Can we re-imagine a society in which the notion that humans are inherently creative beings is accepted so readily that we do not need to defend the value or worth of creative thought and action? Imagine a society where we do not need to defend art in school as being the only way we can potentially reach all children because they experience art in many other contexts too? Imagine a society where we accept we are born with our creative germ inside of us, and we nurture that germ throughout our childhood, our teenager years, our adulthood, in whatever way our own particular creative germ needs nurturing? Where all of us working in art and education can see ourselves as part of a whole, a continuum, which supports the people around us.
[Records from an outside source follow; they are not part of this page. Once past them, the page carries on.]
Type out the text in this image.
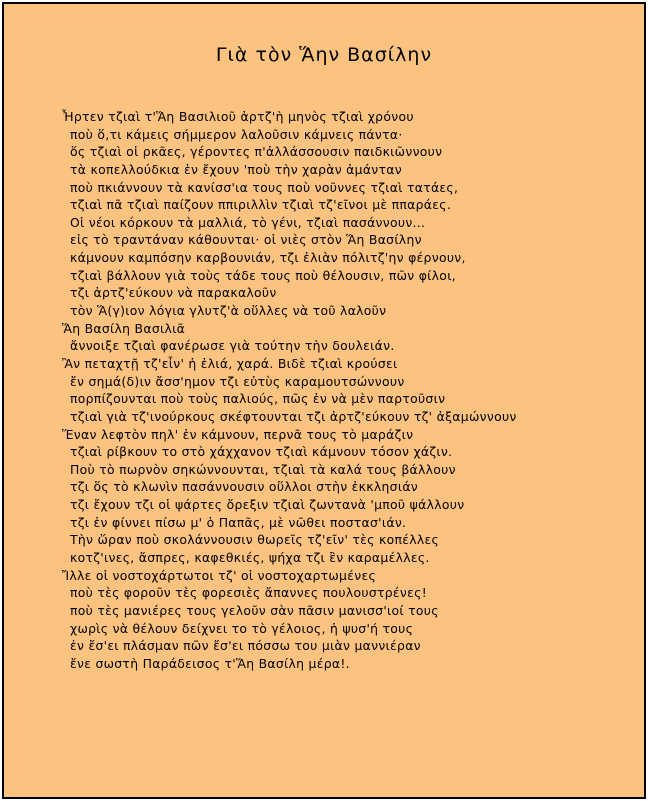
Γιὰ τὸν Ἅην Βασίλην
Ἦρτεν τζιαὶ τ'Ἅη Βασιλιοῦ ἀρτζ'ὴ μηνὸς τζιαὶ χρόνου
ποὺ ὅ,τι κάμεις σήμμερον λαλοῦσιν κάμνεις πάντα·
ὅς τζιαὶ οἱ ρκᾶες, γέροντες π'ἀλλάσσουσιν παιδκιῶννουν
τὰ κοπελλούδκια ἐν ἔχουν 'ποὺ τὴν χαρὰν ἀμάνταν
ποὺ πκιάννουν τὰ κανίσσ'ια τους ποὺ νοῦννες τζιαὶ τατάες,
τζιαὶ πᾶ τζιαὶ παίζουν ππιριλλὶν τζιαὶ τζ'εῖνοι μὲ ππαράες.
Οἱ νέοι κόρκουν τὰ μαλλιά, τὸ γένι, τζιαὶ πασάννουν...
εἰς τὸ τραντάναν κάθουνται· οἱ νιὲς στὸν Ἅη Βασίλην
κάμνουν καμπόσην καρβουνιάν, τζι ἐλιὰν πόλιτζ'ην φέρνουν,
τζιαὶ βάλλουν γιὰ τοὺς τάδε τους ποὺ θέλουσιν, πῶν φίλοι,
τζι ἀρτζ'εύκουν νὰ παρακαλοῦν
τὸν Ἅ(γ)ιον λόγια γλυτζ'ὰ οὕλλες νὰ τοῦ λαλοῦν
Ἅη Βασίλη Βασιλιᾶ
ἄννοιξε τζιαὶ φανέρωσε γιὰ τούτην τὴν δουλειάν.
Ἂν πεταχτῇ τζ'εἶν' ἡ ἐλιά, χαρά. Βιδὲ τζιαὶ κρούσει
ἔν σημά(δ)ιν ἄσσ'ημον τζι εὐτὺς καραμουτσώννουν
πορπίζουνται ποὺ τοὺς παλιούς, πῶς ἐν νὰ μὲν παρτοῦσιν
τζιαὶ γιὰ τζ'ινούρκους σκέφτουνται τζι ἀρτζ'εύκουν τζ' ἀξαμώννουν
Ἕναν λεφτὸν πηλ' ἐν κάμνουν, περνᾶ τους τὸ μαράζιν
τζιαὶ ρίβκουν το στὸ χάχχανον τζιαὶ κάμνουν τόσον χάζιν.
Ποὺ τὸ πωρνὸν σηκώννουνται, τζιαὶ τὰ καλά τους βάλλουν
τζι ὅς τὸ κλωνὶν πασάννουσιν οὕλλοι στὴν ἐκκλησιάν
τζι ἔχουν τζι οἱ ψάρτες ὄρεξιν τζιαὶ ζωντανὰ 'μποῦ ψάλλουν
τζι ἐν φίννει πίσω μ' ὁ Παπᾶς, μὲ νῶθει ποστασ'ιάν.
Τὴν ὥραν ποὺ σκολάννουσιν θωρεῖς τζ'εῖν' τὲς κοπέλλες
κοτζ'ινες, ἄσπρες, καφεθκιές, ψήχα τζι ἒν καραμέλλες.
Ἴλλε οἱ νοστοχάρτωτοι τζ' οἱ νοστοχαρτωμένες
ποὺ τὲς φοροῦν τὲς φορεσιὲς ἄπαννες πουλουστρένες!
ποὺ τὲς μανιέρες τους γελοῦν σὰν πᾶσιν μανισσ'ιοί τους
χωρὶς νὰ θέλουν δείχνει το τὸ γέλοιος, ἡ ψυσ'ή τους
ἐν ἔσ'ει πλάσμαν πῶν ἔσ'ει πόσσω του μιὰν μαννιέραν
ἔνε σωστὴ Παράδεισος τ'Ἅη Βασίλη μέρα!.
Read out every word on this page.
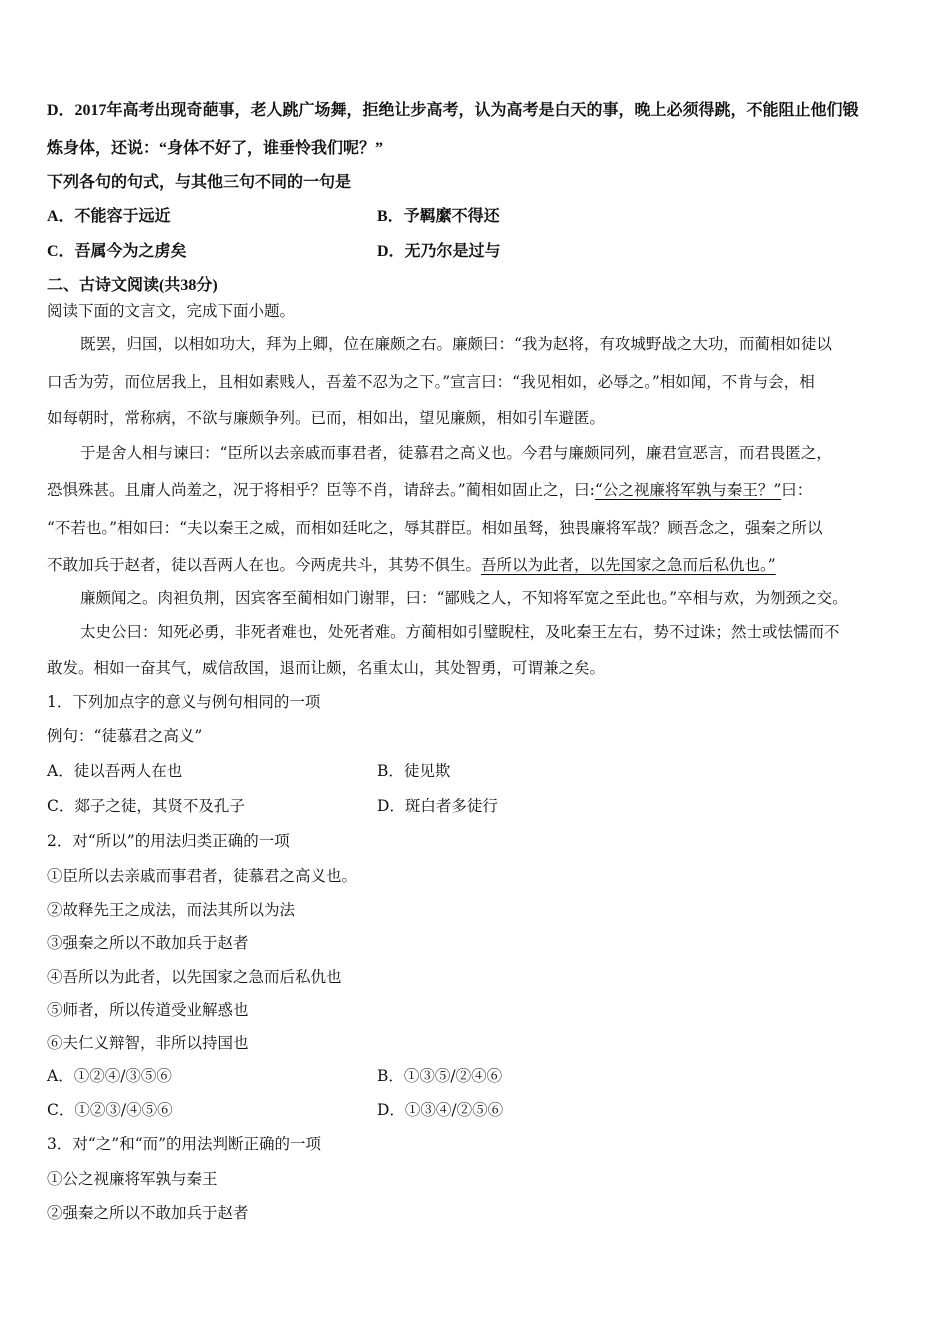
D．2017年高考出现奇葩事，老人跳广场舞，拒绝让步高考，认为高考是白天的事，晚上必须得跳，不能阻止他们锻
炼身体，还说：“身体不好了，谁垂怜我们呢？”
下列各句的句式，与其他三句不同的一句是
A．不能容于远近	B．予羁縻不得还
C．吾属今为之虏矣	D．无乃尔是过与
二、古诗文阅读(共38分)
阅读下面的文言文，完成下面小题。
既罢，归国，以相如功大，拜为上卿，位在廉颇之右。廉颇曰：“我为赵将，有攻城野战之大功，而蔺相如徒以
口舌为劳，而位居我上，且相如素贱人，吾羞不忍为之下。”宣言曰：“我见相如，必辱之。”相如闻，不肯与会，相
如每朝时，常称病，不欲与廉颇争列。已而，相如出，望见廉颇，相如引车避匿。
于是舍人相与谏曰：“臣所以去亲戚而事君者，徒慕君之高义也。今君与廉颇同列，廉君宣恶言，而君畏匿之，
恐惧殊甚。且庸人尚羞之，况于将相乎？臣等不肖，请辞去。”蔺相如固止之，曰:“公之视廉将军孰与秦王？”曰：
“不若也。”相如曰：“夫以秦王之威，而相如廷叱之，辱其群臣。相如虽驽，独畏廉将军哉？顾吾念之，强秦之所以
不敢加兵于赵者，徒以吾两人在也。今两虎共斗，其势不俱生。吾所以为此者，以先国家之急而后私仇也。”
廉颇闻之。肉袒负荆，因宾客至蔺相如门谢罪，曰：“鄙贱之人，不知将军宽之至此也。”卒相与欢，为刎颈之交。
太史公曰：知死必勇，非死者难也，处死者难。方蔺相如引璧睨柱，及叱秦王左右，势不过诛；然士或怯懦而不
敢发。相如一奋其气，威信敌国，退而让颇，名重太山，其处智勇，可谓兼之矣。
1．下列加点字的意义与例句相同的一项
例句：“徒慕君之高义”
A．徒以吾两人在也	B．徒见欺
C．郯子之徒，其贤不及孔子	D．斑白者多徒行
2．对“所以”的用法归类正确的一项
①臣所以去亲戚而事君者，徒慕君之高义也。
②故释先王之成法，而法其所以为法
③强秦之所以不敢加兵于赵者
④吾所以为此者，以先国家之急而后私仇也
⑤师者，所以传道受业解惑也
⑥夫仁义辩智，非所以持国也
A．①②④/③⑤⑥	B．①③⑤/②④⑥
C．①②③/④⑤⑥	D．①③④/②⑤⑥
3．对“之”和“而”的用法判断正确的一项
①公之视廉将军孰与秦王
②强秦之所以不敢加兵于赵者
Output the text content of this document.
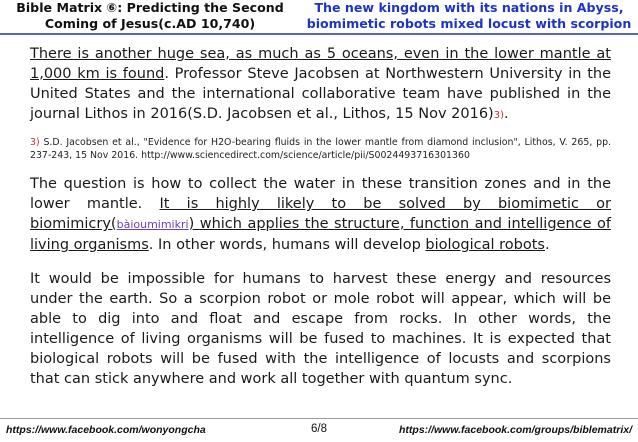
Bible Matrix ⑥: Predicting the Second
Coming of Jesus(c.AD 10,740)
The new kingdom with its nations in Abyss,
biomimetic robots mixed locust with scorpion

There is another huge sea, as much as 5 oceans, even in the lower mantle at 1,000 km is found. Professor Steve Jacobsen at Northwestern University in the United States and the international collaborative team have published in the journal Lithos in 2016(S.D. Jacobsen et al., Lithos, 15 Nov 2016)3).

3) S.D. Jacobsen et al., "Evidence for H2O-bearing fluids in the lower mantle from diamond inclusion", Lithos, V. 265, pp. 237-243, 15 Nov 2016. http://www.sciencedirect.com/science/article/pii/S0024493716301360

The question is how to collect the water in these transition zones and in the lower mantle. It is highly likely to be solved by biomimetic or biomimicry(bàioumimikri) which applies the structure, function and intelligence of living organisms. In other words, humans will develop biological robots.

It would be impossible for humans to harvest these energy and resources under the earth. So a scorpion robot or mole robot will appear, which will be able to dig into and float and escape from rocks. In other words, the intelligence of living organisms will be fused to machines. It is expected that biological robots will be fused with the intelligence of locusts and scorpions that can stick anywhere and work all together with quantum sync.

https://www.facebook.com/wonyongcha	6/8	https://www.facebook.com/groups/biblematrix/
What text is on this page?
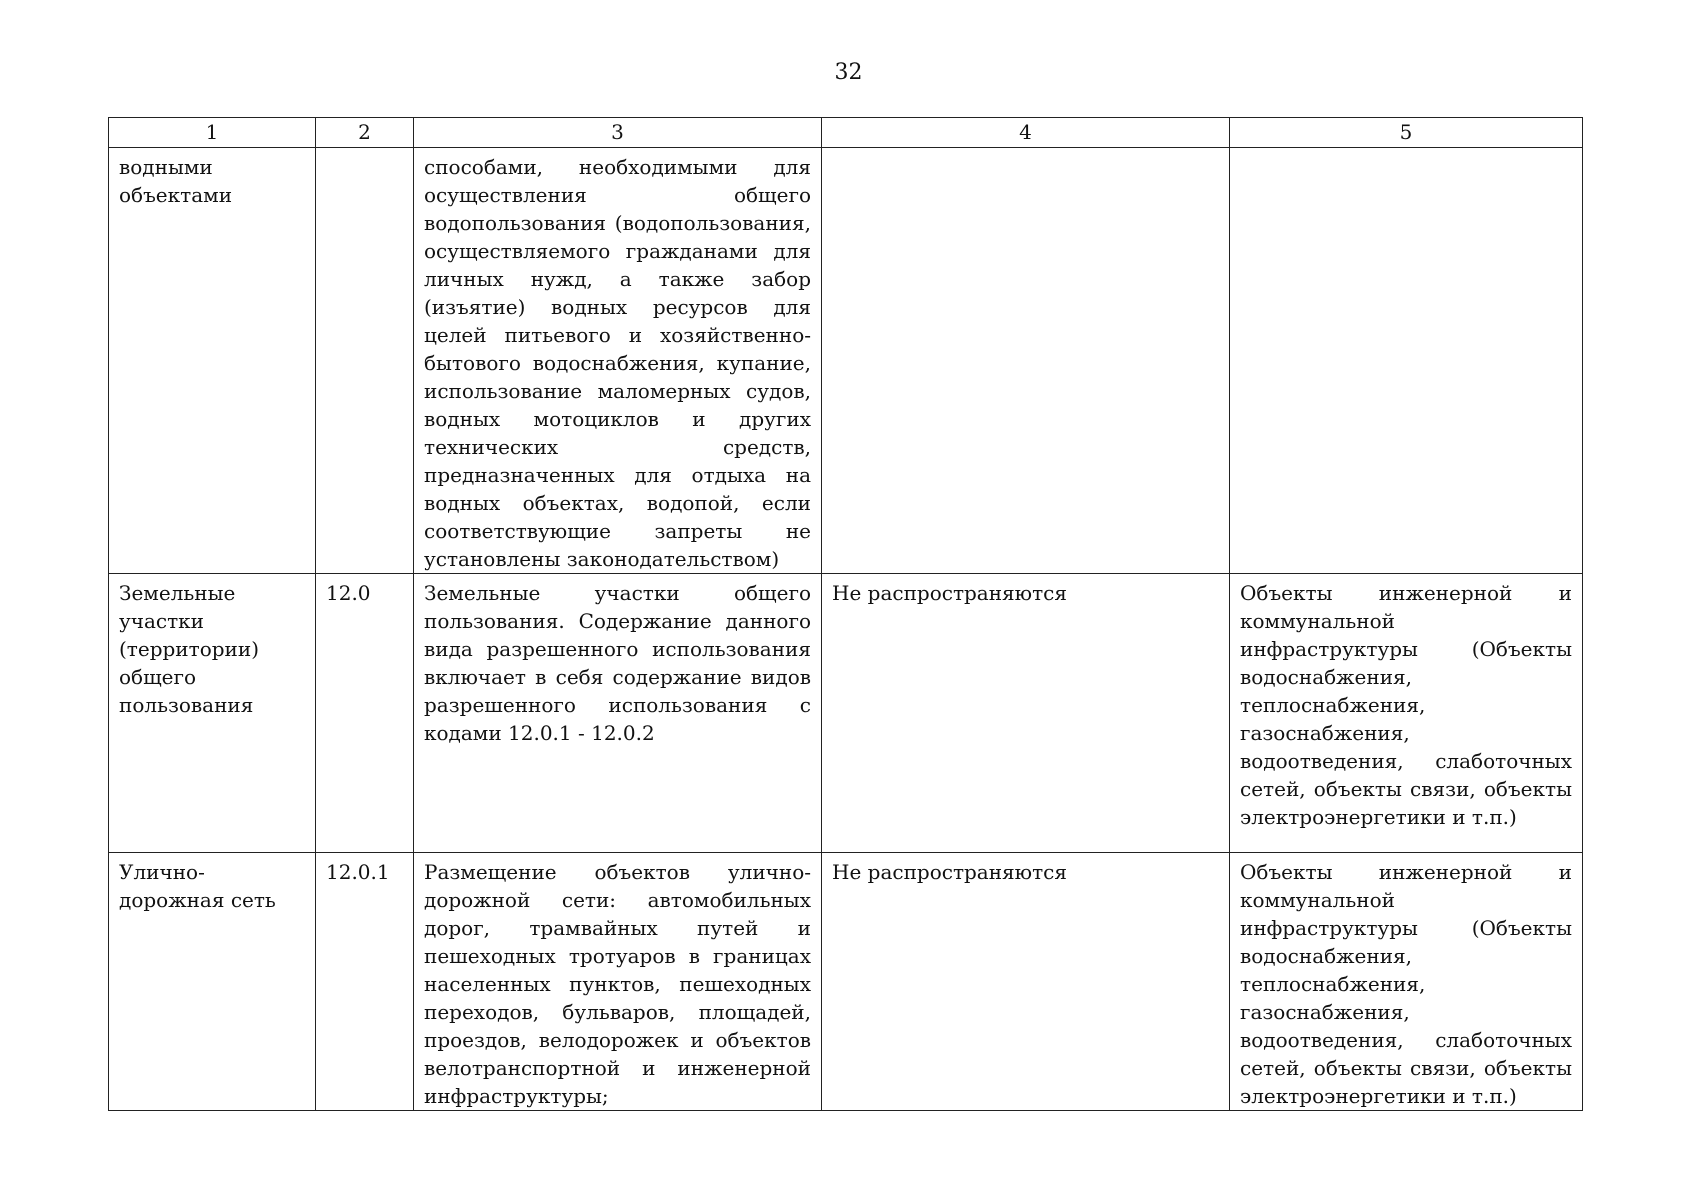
32
1	2	3	4	5
водными объектами		способами, необходимыми для осуществления общего водопользования (водопользования, осуществляемого гражданами для личных нужд, а также забор (изъятие) водных ресурсов для целей питьевого и хозяйственно-бытового водоснабжения, купание, использование маломерных судов, водных мотоциклов и других технических средств, предназначенных для отдыха на водных объектах, водопой, если соответствующие запреты не установлены законодательством)		
Земельные участки (территории) общего пользования	12.0	Земельные участки общего пользования. Содержание данного вида разрешенного использования включает в себя содержание видов разрешенного использования с кодами 12.0.1 - 12.0.2	Не распространяются	Объекты инженерной и коммунальной инфраструктуры (Объекты водоснабжения, теплоснабжения, газоснабжения, водоотведения, слаботочных сетей, объекты связи, объекты электроэнергетики и т.п.)
Улично-дорожная сеть	12.0.1	Размещение объектов улично-дорожной сети: автомобильных дорог, трамвайных путей и пешеходных тротуаров в границах населенных пунктов, пешеходных переходов, бульваров, площадей, проездов, велодорожек и объектов велотранспортной и инженерной инфраструктуры;	Не распространяются	Объекты инженерной и коммунальной инфраструктуры (Объекты водоснабжения, теплоснабжения, газоснабжения, водоотведения, слаботочных сетей, объекты связи, объекты электроэнергетики и т.п.)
Sounds idealistic? That’s ok I think. The tape worm felt disturbing so I would rather think idealistically as a way to shift us forward. Let’s replace the tape worm in our head with Matroyshka Dolls – those beautiful dolls which nestle one in the other, the grandmother protecting the mother, the mother protecting the child. Instead of thinking in a linear fashion, like the tape worm, let’s think concentric circles, onion skins. What if we carry the child version of our selves deep inside us, and as we grow, we grow outwards, and we expand. We don’t leave the child version behind, lost, instead we keep her safe. As we grow older we build our experiences around us, like layers. And if one of the jobs of a civilised society is to help each of us flourish, then how can we create a society which helps individuals nurture those layers? Could we, as educators and artists, each working with learners of a certain life stage, help contribute to nurturing those layers; towards a unified whole. Not broken, not fragmented. But held.
From our position as an outsider operating in the space around all the parts, AccessArt feels we should try to bring a diverse group of people together to see how we can enable every one to breath out a little, expand, look up and back down. To enable us all to step into those spaces in between (or either side) of what we do or what we know, to pass up and down, and share with others our expertise. To knit us all together just a little bit more – as one diverse but more united body. And hopefully give us a new sense of perspective and lead to a new sense of direction.